Low hanging fruit is the stuff that’s ready to pick in the orchard.

And eat.


Or so I thought until I spent a part of August traveling across the Pacific Northwest for Birdbrain Technologies.

Rogue River, Oregon, August 2018 ((I don’t fish for BirdBrain Technologies – but I would if they asked me to.))

It turns out that there is plenty of low hanging fruit in the world that you should not eat.

unripe blackberries, Southern Oregon Coast, August 2018

When fruit is ripe you might smell its sweetness before noticing its brilliant color. With a little tug, it falls into your hand, ready to be eaten.

peaches, Hood River Valley Oregon, August 2018

And that little tug is actually quite important.

Sometimes low hanging fruit comes off the tree with little resistance because it’s overripe. It has been there too long, and it might be rotting inside. This kind of low hanging fruit needs to be thrown into the compost bin – not used for your dinner that night.

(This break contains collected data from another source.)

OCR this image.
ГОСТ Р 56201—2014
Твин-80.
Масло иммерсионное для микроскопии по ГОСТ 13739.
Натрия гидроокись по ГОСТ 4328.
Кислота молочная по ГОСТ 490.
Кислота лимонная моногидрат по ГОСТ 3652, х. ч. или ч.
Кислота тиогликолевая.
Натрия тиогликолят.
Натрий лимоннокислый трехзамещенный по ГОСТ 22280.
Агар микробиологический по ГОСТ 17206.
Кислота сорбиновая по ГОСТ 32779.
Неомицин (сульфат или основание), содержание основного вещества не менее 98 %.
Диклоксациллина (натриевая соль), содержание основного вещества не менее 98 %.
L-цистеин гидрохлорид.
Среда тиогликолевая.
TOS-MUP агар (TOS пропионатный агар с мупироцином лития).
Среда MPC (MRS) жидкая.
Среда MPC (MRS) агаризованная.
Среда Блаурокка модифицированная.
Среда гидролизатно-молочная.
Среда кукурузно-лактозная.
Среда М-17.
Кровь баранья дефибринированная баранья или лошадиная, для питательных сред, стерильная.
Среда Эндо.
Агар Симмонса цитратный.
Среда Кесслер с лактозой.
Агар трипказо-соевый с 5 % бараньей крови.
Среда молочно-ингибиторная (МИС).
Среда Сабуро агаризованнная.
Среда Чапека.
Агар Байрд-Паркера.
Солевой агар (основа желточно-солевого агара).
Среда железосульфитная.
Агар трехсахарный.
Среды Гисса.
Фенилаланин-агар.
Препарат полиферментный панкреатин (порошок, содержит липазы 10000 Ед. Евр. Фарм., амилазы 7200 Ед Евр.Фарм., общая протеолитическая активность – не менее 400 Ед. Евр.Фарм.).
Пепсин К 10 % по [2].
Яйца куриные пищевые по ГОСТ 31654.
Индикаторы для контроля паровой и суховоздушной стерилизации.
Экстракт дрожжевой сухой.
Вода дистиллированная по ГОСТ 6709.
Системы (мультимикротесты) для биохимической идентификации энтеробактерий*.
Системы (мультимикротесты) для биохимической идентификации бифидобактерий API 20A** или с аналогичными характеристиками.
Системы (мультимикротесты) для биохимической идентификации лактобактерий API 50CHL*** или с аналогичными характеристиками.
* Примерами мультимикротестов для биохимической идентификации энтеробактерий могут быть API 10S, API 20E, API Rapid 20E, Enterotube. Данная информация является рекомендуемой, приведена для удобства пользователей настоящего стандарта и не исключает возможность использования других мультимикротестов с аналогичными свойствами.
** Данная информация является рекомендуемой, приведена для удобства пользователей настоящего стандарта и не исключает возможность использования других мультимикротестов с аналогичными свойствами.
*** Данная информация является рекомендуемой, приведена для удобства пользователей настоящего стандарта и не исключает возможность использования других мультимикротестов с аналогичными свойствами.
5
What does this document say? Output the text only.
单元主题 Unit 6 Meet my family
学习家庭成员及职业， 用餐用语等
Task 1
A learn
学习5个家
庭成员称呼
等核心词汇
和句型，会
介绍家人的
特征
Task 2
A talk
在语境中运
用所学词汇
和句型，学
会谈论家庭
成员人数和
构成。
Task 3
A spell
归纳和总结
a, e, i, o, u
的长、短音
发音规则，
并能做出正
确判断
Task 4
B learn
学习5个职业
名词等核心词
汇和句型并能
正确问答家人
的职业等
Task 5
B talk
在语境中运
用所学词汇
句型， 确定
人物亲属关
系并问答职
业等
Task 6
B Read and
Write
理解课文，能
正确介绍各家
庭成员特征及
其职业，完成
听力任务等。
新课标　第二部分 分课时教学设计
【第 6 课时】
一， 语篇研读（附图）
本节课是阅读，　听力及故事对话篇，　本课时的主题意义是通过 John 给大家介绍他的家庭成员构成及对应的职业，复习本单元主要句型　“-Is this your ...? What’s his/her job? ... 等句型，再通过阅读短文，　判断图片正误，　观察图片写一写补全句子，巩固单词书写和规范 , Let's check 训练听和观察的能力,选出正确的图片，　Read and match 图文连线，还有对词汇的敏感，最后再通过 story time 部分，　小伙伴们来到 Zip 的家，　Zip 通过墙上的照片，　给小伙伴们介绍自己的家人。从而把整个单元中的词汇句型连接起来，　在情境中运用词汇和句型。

tomatoes, Pittsburgh, September 2018

Large, district-wide initiatives such as designing a new Maker Bus or STEAM program, implementing a K-12 Computer Science pathway, or strengthening your CTE program can be overwhelming ((If you don’t secretly feel terrified when starting a district-wide initiative, either you aren’t asking the right questions, aren’t making a real change, or have lost touch with the people you serve. It’s okay to feel scared.)).  When the path is uncertain, but the goals are clear ((Uncertain goals and an uncertain path create chaos.)), your team needs a solid starting place.

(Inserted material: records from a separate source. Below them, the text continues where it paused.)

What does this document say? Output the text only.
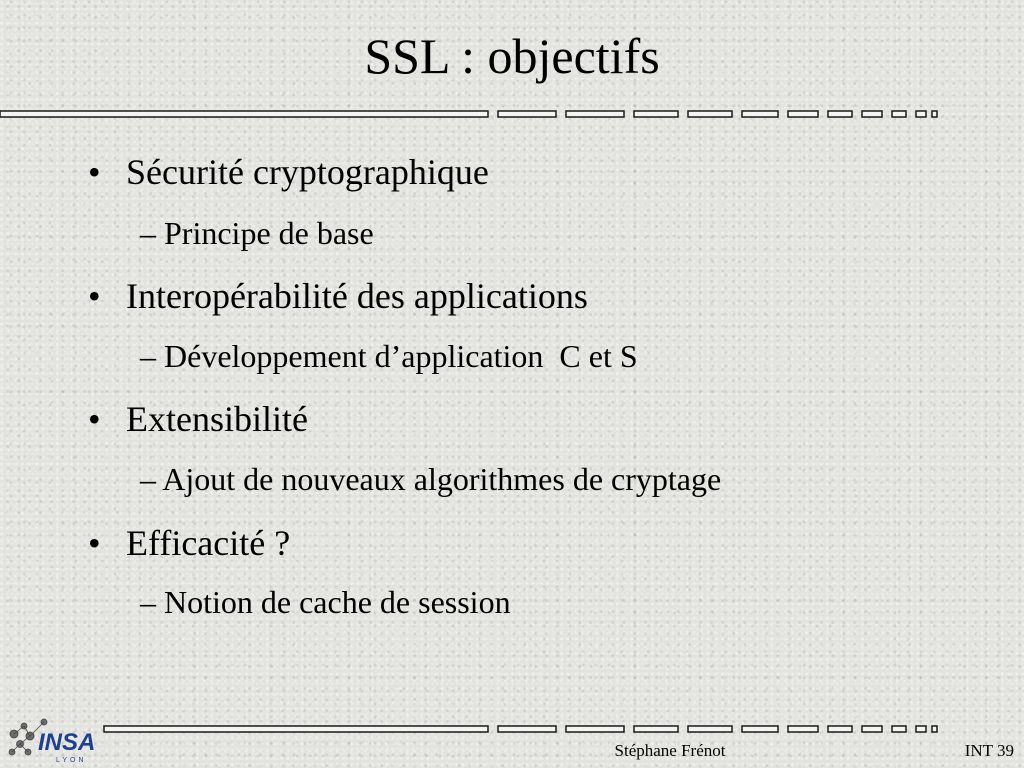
SSL : objectifs
• Sécurité cryptographique
– Principe de base
• Interopérabilité des applications
– Développement d’application  C et S
• Extensibilité
– Ajout de nouveaux algorithmes de cryptage
• Efficacité ?
– Notion de cache de session
INSA
LYON
Stéphane Frénot	INT 39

Which is why it seems great when someone on the team states, “THIS is the low hanging fruit. We should start here because [this thing] is right in our faces.”

The team instinctively or intuitively recognizes that this “feels right” and moves forward.

There is little resistance to plucking this fruit from the tree in the orchard.

Yet, as I have traveled over the last two years working with thousands of teachers across multiple countries to start big projects, I’ve learned that the “little resistance” part can be quite sneaky.

Two enemies of change that thrive in an environment of little resistance are negative bias and stereotype ((If you just thought, “This doesn’t apply to me, I’m not biased” – I’d gently ask you to reconsider that thought. Everyone is biased.  It’s part of being human. Figuring out how you’re biased is the task. Fish deal with this, too. They were probably the last to discover water.)).

If your team has identified “the low hanging fruit”, you might want to ask, “Why is there little resistance there?”

What your team chooses as low hanging fruit will reveal your team’s bias – which isn’t bad, it’s just that you may accidentally make important decisions that don’t align with your goals.


1) Teams like to start with low hanging fruit because there is little resistance.

2) Two enemies of change live where there is little resistance: bias and stereotype.

3) Everyone is biased.

4) Ask, “Why is there little resistance?” with the low hanging fruit you’ve selected.

5) What your team chooses as low hanging fruit will reveal your team’s implicit bias – which may not align with your goals at all.

6) Choose low hanging fruit (resistance is good).